The male employee then filed a lawsuit against the MCHR arguing that the MHRA did cover sex stereotyping and the MCHR had jurisdiction over the claims. The trial court disagreed with the male employee holding that under Missouri law “neither sexual orientation nor gender stereotyping are protected classes” and dismissed the lawsuit. The male employee then appealed the trial court’s ruling
In a unanimous decision, the Court held that the MHRA’s prohibition of sexual discrimination extends to cases where sex stereotyping is used as a form of discrimination (i.e. where an employee is treated differently from similarly situated members of the opposite sex.).
While this case is a step towards extending MHRA protections to LGBT employees, the Court did not decide that sexual orientation discrimination is a de facto form of sex discrimination. That is an issue yet to be determined.
Take Home for Employers
Based on this holding, Missouri employers should tread carefully with their LGBT employees and verify that their handbooks and corporate policies reflect that gender stereotyping in the employer’s workplace is not permitted.
On July 14, 2016, Massachusetts Governor Charlie Baker signed “An Act Relative to Housing, Operations, Military Service, and Enrichment” (“The HOME Act”). This law requires employers to provide paid leave to veterans participating in Veterans Day activities. It also prohibits employers from discriminating against individuals based on their veteran status.
What is a veteran?
Under the new law, a veteran is
- Any person with an honorable discharge who served in any branch of the U.S. military,
- Any person who served full time in the National Guard under certain conditions,
- Any person who served in wartime and was awarded a service-connected disability or Purple Heart.
What are the Veterans Day Leave benefits?
Massachusetts law already required employers to grant a paid or unpaid leave of absence to qualifying veterans who wished to participate in a Veterans Day or Memorial Day exercise, parade, or service.
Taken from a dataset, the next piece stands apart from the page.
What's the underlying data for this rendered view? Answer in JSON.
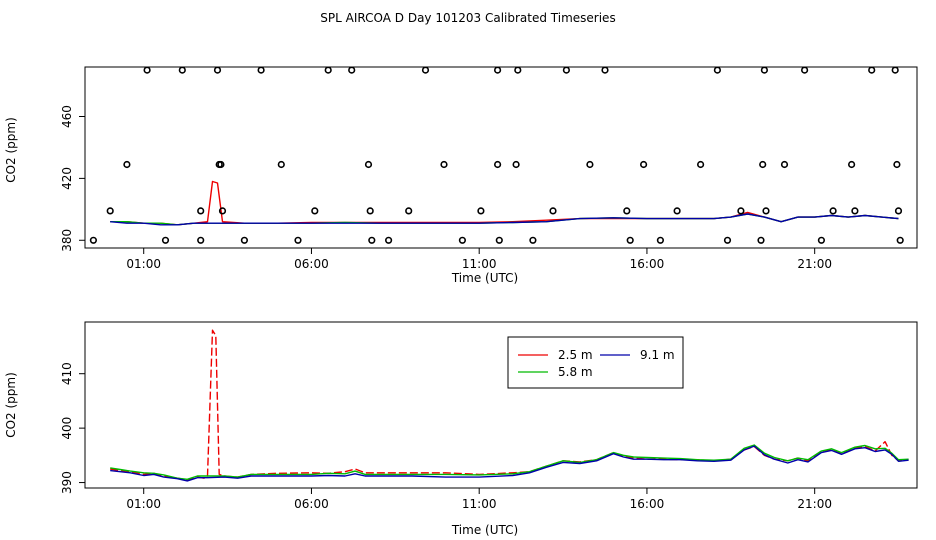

Under the new law, Massachusetts employers with 50 or more employees are required to grant a veteran paid leave on Veterans Day provided that the employee provides reasonable notice of his/her intention to take leave for that purpose. The new law does not require employers to provide paid leave for Veterans on Memorial Day.
Veterans as a protected class
Under the new law, an employee’s “veteran status” is included as a protected class under the Massachusetts Fair Employment Practices Act.